I know I"m making it hard on myself. That's another way that it's like having a small child. I can't go anywhere unless I can either bring Richard with me, or I can find someone to stay with Richard. When I'm not there I'm always worrying about if he's okay and if he needs anything, even if he's wondering whether I'm going to come back at all. I wake up during the night and check to see if Richard is still breathing just like I used to do with my son when he was a baby. And it will be worst of all when Richard finally dies and he's still the same. Then I'll end up losing him twice.

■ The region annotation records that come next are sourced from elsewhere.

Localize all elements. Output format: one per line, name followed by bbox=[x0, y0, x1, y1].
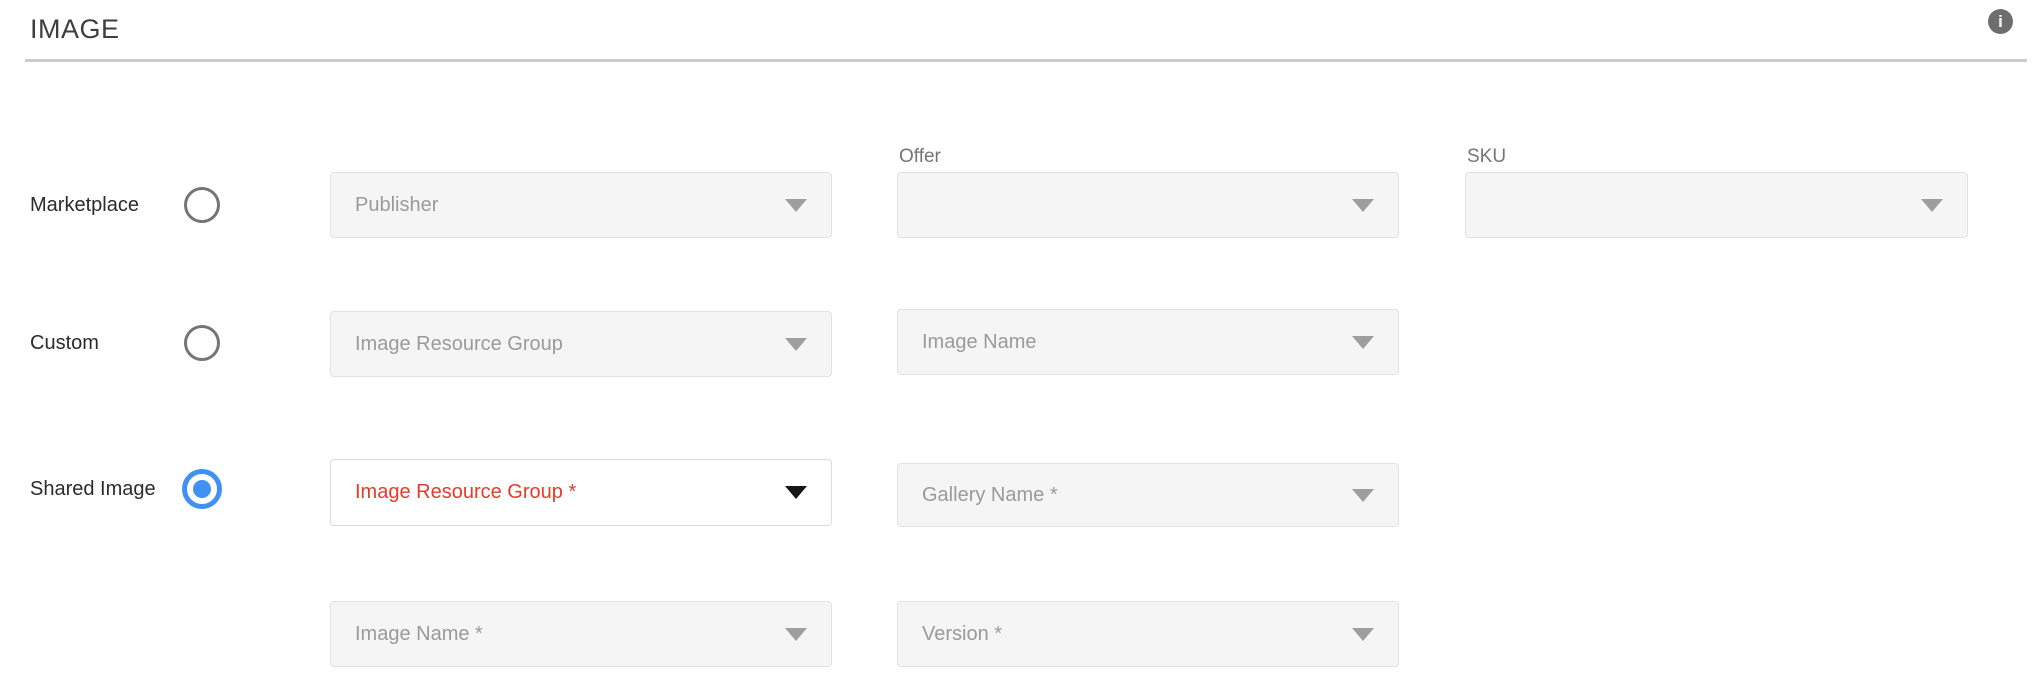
publisher-placeholder: Publisher bbox=[355, 194, 438, 217]
custom-option-label: Custom bbox=[30, 331, 99, 355]
radio-custom[interactable] bbox=[184, 325, 220, 361]
custom-image-resource-group-dropdown[interactable]: Image Resource Group bbox=[330, 311, 832, 377]
version-dropdown[interactable]: Version * bbox=[897, 601, 1399, 667]
shared-image-name-dropdown[interactable]: Image Name * bbox=[330, 601, 832, 667]
chevron-down-icon bbox=[1352, 489, 1374, 502]
chevron-down-icon bbox=[785, 199, 807, 212]
chevron-down-icon bbox=[785, 628, 807, 641]
custom-image-name-placeholder: Image Name bbox=[922, 331, 1037, 354]
gallery-name-placeholder: Gallery Name * bbox=[922, 484, 1058, 507]
info-icon-glyph: i bbox=[1998, 12, 2003, 31]
offer-dropdown[interactable] bbox=[897, 172, 1399, 238]
info-icon[interactable]: i bbox=[1988, 9, 2013, 34]
sku-label: SKU bbox=[1467, 146, 1506, 168]
radio-marketplace[interactable] bbox=[184, 187, 220, 223]
publisher-dropdown[interactable]: Publisher bbox=[330, 172, 832, 238]
chevron-down-icon bbox=[1352, 199, 1374, 212]
image-form-section: IMAGE i Marketplace Publisher Offer SKU … bbox=[0, 0, 2044, 686]
shared-image-resource-group-dropdown[interactable]: Image Resource Group * bbox=[330, 459, 832, 526]
sku-dropdown[interactable] bbox=[1465, 172, 1968, 238]
version-placeholder: Version * bbox=[922, 623, 1002, 646]
chevron-down-icon bbox=[1921, 199, 1943, 212]
shared-image-name-placeholder: Image Name * bbox=[355, 623, 483, 646]
section-title: IMAGE bbox=[30, 14, 120, 45]
gallery-name-dropdown[interactable]: Gallery Name * bbox=[897, 463, 1399, 527]
shared-image-resource-group-placeholder: Image Resource Group * bbox=[355, 481, 576, 504]
chevron-down-icon bbox=[1352, 628, 1374, 641]
header-divider bbox=[25, 59, 2027, 62]
shared-image-option-label: Shared Image bbox=[30, 477, 156, 501]
radio-shared-image[interactable] bbox=[182, 469, 222, 509]
chevron-down-icon bbox=[785, 486, 807, 499]
chevron-down-icon bbox=[1352, 336, 1374, 349]
custom-image-resource-group-placeholder: Image Resource Group bbox=[355, 333, 563, 356]
custom-image-name-dropdown[interactable]: Image Name bbox=[897, 309, 1399, 375]
offer-label: Offer bbox=[899, 146, 941, 168]
chevron-down-icon bbox=[785, 338, 807, 351]
marketplace-option-label: Marketplace bbox=[30, 193, 139, 217]
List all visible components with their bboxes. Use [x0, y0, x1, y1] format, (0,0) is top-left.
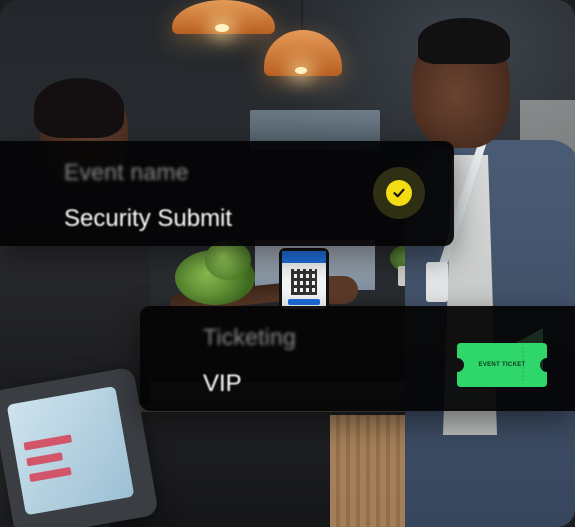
lamp-cord — [301, 0, 303, 34]
id-badge — [426, 262, 448, 302]
event-checkin-scene: Event name Security Submit Ticketing VIP… — [0, 0, 575, 527]
ticket-icon: EVENT TICKET — [457, 343, 547, 387]
phone-header — [282, 251, 326, 263]
phone-button — [288, 299, 320, 305]
lamp-bulb — [295, 67, 307, 74]
scanner-row — [23, 434, 73, 451]
ticket-scanner-tablet — [0, 366, 159, 527]
event-name-value: Security Submit — [64, 205, 233, 232]
check-circle-icon — [373, 167, 425, 219]
qr-code — [291, 269, 317, 295]
phone-with-qr-ticket — [279, 248, 329, 312]
counter-plant — [205, 240, 251, 280]
ticketing-value: VIP — [203, 370, 242, 397]
attendant-hair — [34, 78, 124, 138]
counter-wood-panel — [330, 415, 410, 527]
event-name-label: Event name — [64, 159, 189, 185]
ticket-icon-text: EVENT TICKET — [478, 362, 526, 368]
scanner-screen — [6, 385, 135, 516]
ticketing-label: Ticketing — [203, 324, 296, 350]
lamp-bulb — [215, 24, 229, 32]
scanner-row — [26, 452, 64, 467]
scanner-row — [28, 466, 72, 483]
check-badge — [386, 180, 412, 206]
guest-hair — [418, 18, 510, 64]
checkmark-icon — [393, 188, 405, 198]
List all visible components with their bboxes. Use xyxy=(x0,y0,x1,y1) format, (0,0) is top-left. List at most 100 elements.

I already lost Richard once after the surgery. I lost so much of what was the essence of Richard-- his sense of humor, his support in my life, the man who was my companion and lover-- then. The next time I lose his body and possibilities. Once he's dead, then there's no chance he's going to be back. Well of course unless you believe in an afterlife, and I'm not sure I do.

Heaven knows my son thinks I'm crazy too. I know it embarasses him that not only is his dad in this shape when his friends' fathers are coming to games and helping them with their science projects or practice their fastball, but that when his friends come over they can see Richard sitting in his wheelchair seemingly disconnected from the world. It might be more comfortable for him if we did put Richard in a home. But the thing is I don't want him to think that we don't do things because they're hard or unpleasant, or that we stop loving someone we're committed to when they become less lovable. I need him to know that if something were to happen to him, or he made a chioce I didn't agree with that I would do any less for him that I do for Richard. Deep down, I think he needs to know that his dad may still be in there too and that if he is, he's being taken care of.

So as complex and vague as all that was I guess that's it. That's the rationale behind the whole thing: I still love Richard and I will give up on him. It's not guilt, it's love, even if the two go together.